Changing sync=always have given me consistent writes with no data loss, but the performance was much slower (approximately 5MB/s).

Is that a zvol issue or istgt? Will sync=standard on zvol use ZIL?


----------



## Sebulon (May 2, 2012)

@belon_cfy

Don't know about istgt in general. But if it doesn't quite do what it*'s* supposed to, as you know, you can force sync'ed writes with sync=always. Then add a powerful SLOG to get the performance to acceptable level.

/Sebulon


----------



## belon_cfy (May 3, 2012)

Hi,

Yes, setting sync=always and adding SSD as SLOG did improve the write performance. But just wondering why the sync=standard won't work on ISCSI or might be zvol? 

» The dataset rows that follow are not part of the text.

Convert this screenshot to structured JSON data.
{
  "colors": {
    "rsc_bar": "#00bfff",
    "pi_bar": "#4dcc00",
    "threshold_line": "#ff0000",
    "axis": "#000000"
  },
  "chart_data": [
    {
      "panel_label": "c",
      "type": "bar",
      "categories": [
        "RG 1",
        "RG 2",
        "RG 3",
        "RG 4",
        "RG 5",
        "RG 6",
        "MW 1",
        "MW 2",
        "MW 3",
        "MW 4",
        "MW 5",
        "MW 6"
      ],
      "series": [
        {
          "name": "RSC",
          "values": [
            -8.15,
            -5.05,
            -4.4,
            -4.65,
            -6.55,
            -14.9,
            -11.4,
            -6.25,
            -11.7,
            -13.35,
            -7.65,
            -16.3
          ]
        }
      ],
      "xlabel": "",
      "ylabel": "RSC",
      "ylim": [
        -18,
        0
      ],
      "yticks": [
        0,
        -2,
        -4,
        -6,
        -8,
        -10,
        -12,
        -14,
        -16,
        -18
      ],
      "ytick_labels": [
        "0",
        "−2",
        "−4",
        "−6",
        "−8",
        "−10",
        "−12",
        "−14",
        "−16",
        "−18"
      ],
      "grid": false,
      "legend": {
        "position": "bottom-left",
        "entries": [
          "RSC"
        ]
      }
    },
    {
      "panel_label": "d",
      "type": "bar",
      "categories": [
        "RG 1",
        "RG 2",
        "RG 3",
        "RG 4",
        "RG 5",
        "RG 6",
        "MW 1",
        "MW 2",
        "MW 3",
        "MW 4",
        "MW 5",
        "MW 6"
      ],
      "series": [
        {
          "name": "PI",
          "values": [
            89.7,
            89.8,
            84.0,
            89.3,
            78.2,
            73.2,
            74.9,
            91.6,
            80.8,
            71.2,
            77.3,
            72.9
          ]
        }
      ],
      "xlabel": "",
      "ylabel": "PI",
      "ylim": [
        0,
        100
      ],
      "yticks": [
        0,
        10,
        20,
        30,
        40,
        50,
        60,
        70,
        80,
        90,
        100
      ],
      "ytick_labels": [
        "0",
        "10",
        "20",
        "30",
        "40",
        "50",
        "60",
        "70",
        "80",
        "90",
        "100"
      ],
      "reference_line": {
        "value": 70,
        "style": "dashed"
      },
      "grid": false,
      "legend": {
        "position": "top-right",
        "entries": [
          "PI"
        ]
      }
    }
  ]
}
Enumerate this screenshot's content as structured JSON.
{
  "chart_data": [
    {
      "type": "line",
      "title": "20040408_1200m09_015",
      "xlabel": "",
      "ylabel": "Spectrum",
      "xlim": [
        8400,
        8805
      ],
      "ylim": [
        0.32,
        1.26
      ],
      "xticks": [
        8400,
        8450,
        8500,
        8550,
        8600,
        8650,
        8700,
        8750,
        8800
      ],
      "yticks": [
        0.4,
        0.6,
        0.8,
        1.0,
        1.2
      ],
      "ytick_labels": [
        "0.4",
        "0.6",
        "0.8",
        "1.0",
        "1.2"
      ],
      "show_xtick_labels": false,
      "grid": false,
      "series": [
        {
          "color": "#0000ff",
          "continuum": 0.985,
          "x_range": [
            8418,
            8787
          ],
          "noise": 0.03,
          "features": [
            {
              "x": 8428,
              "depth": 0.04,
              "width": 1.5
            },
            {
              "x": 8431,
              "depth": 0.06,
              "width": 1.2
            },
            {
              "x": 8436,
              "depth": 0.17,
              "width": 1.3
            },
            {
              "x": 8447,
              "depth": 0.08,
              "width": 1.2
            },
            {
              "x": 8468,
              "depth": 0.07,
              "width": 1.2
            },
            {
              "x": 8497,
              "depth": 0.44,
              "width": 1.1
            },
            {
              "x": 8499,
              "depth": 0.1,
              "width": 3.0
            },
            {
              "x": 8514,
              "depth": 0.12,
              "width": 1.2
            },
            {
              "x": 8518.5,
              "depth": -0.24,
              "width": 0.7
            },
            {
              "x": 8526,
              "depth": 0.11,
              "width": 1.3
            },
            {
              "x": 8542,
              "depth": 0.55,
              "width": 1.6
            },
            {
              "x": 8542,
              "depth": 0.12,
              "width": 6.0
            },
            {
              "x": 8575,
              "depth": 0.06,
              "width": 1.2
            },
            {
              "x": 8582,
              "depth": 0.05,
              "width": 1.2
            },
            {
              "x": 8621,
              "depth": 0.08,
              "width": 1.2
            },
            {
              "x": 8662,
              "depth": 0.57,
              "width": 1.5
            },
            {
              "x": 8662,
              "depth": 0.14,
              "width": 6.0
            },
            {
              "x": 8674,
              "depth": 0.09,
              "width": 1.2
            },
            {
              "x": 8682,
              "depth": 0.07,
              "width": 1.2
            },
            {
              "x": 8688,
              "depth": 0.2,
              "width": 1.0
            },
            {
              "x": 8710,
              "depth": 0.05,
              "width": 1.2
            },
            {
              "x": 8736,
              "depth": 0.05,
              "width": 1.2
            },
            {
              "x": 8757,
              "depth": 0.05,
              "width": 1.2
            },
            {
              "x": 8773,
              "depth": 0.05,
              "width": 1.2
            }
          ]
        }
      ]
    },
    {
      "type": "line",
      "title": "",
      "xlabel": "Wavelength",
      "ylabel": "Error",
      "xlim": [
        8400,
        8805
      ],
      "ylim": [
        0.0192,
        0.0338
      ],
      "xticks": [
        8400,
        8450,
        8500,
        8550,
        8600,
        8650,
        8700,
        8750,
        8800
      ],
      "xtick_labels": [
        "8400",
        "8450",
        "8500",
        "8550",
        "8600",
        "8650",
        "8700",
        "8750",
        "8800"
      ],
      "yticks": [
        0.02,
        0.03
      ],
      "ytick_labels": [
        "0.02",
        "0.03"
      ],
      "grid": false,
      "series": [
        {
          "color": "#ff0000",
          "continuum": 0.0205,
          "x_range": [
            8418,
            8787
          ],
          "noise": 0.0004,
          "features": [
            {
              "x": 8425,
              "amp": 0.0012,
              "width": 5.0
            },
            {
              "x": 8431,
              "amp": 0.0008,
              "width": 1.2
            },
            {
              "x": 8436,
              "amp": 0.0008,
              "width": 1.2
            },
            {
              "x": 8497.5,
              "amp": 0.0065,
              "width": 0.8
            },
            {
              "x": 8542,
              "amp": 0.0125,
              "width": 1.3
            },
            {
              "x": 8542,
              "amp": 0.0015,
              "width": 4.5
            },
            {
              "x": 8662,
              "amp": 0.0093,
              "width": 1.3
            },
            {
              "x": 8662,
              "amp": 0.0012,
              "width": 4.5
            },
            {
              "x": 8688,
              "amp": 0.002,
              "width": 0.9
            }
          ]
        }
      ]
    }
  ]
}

On NFS, sync=standard gave me sync write with no data loss.


----------



## rkagerer (Jul 8, 2013)

Hi @Sebulon and @belon_cfy, I know this is resurrecting an old thread, but I thought you might want to know I've been investigating this issue here: http://forums.nas4free.org/viewtopic.php?f=33&t=4447


----------



## Sebulon (Jul 20, 2013)

Hi @rkagerer!

I thought your forum thread was a very interesting read. Especially the part about the program that showed exactly how many writes the disappear. Imagine someone was running a big-ass database and suffered power loss, and later get calls from upset customers because ~7000 commits never got flushed :S

Although I have the sense that running NFS with sync=standard is the same as iSCSI with sync=always, since VMWare forcibly mounts an NFS share with -o sync causing ZFS to honor that request, sending all through the ZIL any way.

/Sebulon


----------